Invadopodia lifetime is regulated by ECM cross-linking. (A) Images from 2-h movies taken of CA1D cells expressing GFP-ARPC1 cultured on 0.1% cross-linked Texas-red gelatin. Time scale is in minutes. See also Movie S3. (B) Images from 2-h movies taken of CA1D cells cultured on 2.5% cross-linked Texas-red gelatin. Time scale is in minutes. Note the increased number of invadopodia over the course of the movie.
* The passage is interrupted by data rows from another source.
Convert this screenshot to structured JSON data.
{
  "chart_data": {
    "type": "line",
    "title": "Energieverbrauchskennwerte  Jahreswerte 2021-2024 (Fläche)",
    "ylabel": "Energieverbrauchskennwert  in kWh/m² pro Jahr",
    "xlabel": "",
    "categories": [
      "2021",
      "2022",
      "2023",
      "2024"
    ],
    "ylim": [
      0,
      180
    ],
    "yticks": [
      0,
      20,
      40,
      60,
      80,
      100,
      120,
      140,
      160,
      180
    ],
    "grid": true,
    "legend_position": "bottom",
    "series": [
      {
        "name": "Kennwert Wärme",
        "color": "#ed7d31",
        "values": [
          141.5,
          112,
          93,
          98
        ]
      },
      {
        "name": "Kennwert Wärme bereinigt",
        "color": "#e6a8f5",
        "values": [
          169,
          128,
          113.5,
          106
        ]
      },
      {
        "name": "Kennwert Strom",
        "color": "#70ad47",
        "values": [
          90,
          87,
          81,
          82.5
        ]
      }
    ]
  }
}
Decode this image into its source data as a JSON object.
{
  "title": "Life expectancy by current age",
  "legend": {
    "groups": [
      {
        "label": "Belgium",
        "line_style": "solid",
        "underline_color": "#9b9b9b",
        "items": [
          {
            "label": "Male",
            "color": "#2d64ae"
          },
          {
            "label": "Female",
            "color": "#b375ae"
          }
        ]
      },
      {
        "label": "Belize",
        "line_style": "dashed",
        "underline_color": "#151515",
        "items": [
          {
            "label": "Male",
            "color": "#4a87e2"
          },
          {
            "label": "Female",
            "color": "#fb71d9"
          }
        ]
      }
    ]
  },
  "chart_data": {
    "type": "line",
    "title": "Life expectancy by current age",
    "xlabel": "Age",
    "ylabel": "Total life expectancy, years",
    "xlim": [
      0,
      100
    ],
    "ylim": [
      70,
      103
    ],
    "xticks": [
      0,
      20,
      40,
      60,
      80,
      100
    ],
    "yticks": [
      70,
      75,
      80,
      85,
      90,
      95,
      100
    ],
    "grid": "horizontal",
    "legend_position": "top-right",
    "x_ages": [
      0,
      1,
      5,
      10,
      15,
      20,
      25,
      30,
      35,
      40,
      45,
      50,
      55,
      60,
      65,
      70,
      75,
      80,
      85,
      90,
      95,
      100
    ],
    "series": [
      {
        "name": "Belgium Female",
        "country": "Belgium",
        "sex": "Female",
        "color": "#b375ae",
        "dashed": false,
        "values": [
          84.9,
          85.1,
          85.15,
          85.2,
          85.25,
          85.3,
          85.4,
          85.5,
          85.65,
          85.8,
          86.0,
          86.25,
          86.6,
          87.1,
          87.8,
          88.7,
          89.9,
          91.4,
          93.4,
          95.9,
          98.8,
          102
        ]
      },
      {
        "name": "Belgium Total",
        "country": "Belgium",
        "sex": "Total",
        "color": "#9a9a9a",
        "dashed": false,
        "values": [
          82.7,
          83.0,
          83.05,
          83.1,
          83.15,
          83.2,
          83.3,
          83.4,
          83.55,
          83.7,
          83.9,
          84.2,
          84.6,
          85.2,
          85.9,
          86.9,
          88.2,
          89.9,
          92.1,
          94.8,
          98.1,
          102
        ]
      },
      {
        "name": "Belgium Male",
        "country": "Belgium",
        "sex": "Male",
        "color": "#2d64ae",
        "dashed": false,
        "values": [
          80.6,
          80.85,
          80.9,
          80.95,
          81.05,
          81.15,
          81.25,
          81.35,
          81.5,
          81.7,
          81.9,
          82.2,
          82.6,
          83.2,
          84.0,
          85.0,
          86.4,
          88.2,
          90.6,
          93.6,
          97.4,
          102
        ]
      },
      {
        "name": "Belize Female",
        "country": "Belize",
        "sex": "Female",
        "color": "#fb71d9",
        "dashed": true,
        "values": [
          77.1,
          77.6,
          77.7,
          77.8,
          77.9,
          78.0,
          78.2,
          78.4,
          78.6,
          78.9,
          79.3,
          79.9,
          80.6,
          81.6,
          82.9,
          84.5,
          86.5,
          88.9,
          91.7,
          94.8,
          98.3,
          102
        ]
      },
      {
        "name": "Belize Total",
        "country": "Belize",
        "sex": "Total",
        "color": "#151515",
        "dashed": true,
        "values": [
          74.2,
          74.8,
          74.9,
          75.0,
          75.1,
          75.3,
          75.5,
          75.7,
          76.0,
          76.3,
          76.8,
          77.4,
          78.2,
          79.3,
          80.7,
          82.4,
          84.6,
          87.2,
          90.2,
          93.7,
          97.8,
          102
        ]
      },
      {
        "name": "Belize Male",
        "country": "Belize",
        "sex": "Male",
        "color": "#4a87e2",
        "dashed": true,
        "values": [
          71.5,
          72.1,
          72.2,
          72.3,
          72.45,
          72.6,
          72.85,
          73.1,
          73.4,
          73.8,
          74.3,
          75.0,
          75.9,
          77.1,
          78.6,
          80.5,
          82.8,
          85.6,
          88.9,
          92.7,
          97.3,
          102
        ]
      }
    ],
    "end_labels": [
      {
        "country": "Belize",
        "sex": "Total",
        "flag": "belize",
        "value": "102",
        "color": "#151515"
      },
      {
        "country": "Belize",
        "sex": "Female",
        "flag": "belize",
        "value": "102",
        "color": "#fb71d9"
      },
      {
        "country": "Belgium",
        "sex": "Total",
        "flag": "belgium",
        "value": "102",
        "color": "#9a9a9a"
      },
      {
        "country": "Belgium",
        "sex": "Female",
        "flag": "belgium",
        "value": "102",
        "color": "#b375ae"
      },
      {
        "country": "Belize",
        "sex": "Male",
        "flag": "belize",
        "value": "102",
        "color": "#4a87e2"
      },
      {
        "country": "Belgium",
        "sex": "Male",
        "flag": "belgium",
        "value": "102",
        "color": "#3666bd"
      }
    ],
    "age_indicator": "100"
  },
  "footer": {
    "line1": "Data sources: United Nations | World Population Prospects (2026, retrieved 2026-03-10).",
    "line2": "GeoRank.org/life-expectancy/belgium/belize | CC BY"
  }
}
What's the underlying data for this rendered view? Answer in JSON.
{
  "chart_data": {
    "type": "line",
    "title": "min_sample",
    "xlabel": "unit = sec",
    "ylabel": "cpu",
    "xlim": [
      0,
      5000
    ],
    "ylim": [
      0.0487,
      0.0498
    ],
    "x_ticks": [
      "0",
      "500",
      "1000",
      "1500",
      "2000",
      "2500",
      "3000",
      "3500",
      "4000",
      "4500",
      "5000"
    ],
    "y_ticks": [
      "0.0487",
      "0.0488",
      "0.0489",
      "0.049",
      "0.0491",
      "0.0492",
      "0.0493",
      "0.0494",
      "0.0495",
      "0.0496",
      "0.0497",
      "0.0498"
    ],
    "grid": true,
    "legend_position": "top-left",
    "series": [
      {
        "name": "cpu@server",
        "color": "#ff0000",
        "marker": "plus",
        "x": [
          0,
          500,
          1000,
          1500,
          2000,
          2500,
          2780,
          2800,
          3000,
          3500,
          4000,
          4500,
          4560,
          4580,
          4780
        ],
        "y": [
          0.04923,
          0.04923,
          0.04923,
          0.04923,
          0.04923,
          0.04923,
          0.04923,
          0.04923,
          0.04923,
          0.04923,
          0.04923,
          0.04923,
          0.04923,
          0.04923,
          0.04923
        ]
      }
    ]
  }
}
See also Movie S4. (C) Quantification of number of newly developed invadopodia that appeared during filming of the movies. (D) Quantification of lifetimes of invadopodia that appeared and disappeared during filming of movies. Data for each condition are reported as mean ± SE, and are taken from six independent experiments with 25 individual cells. *p < 0.05.

FIGURE 9

Model implementation with different ECM domains. (A, left to right) images of 25 mg/mL gelatin, 1 mg/mL collagen monomers, 1.67 mg/mL microfibrils, and a macrofibril. (B) Screenshots from simulations of invadopodia migrating into 0% and 100% cross-linked 1 mg/mL collagen monomers. Simulations were run with or without rules incorporating invadopodia dynamics, as indicated, for t = 1000 time steps (without dynamics) or t = 10,000 time steps (with dynamics). The last image from each simulation is shown. Note that with dynamics, the invadopodia are rarely present in the domain, because of a lack of interaction with ECM and rapid retraction. See also Movie S5 and Movie S6. (C) Plots of penetration depth (black) and degradation area (red) for 1 mg/mL collagen monomers (solid line) and 25 mg/mL gelatin (dashed line) without invadopodia dynamics. (D) Plots of penetration depth (black and gray) and degradation area (red and orange) for 1 mg/mL collagen monomers (black and red) and 25 mg/mL gelatin (gray and orange) with invadopodia dynamics. The ζ modifications of initiation probabilities for baseline, negative, and positive feedback are as indicated at right.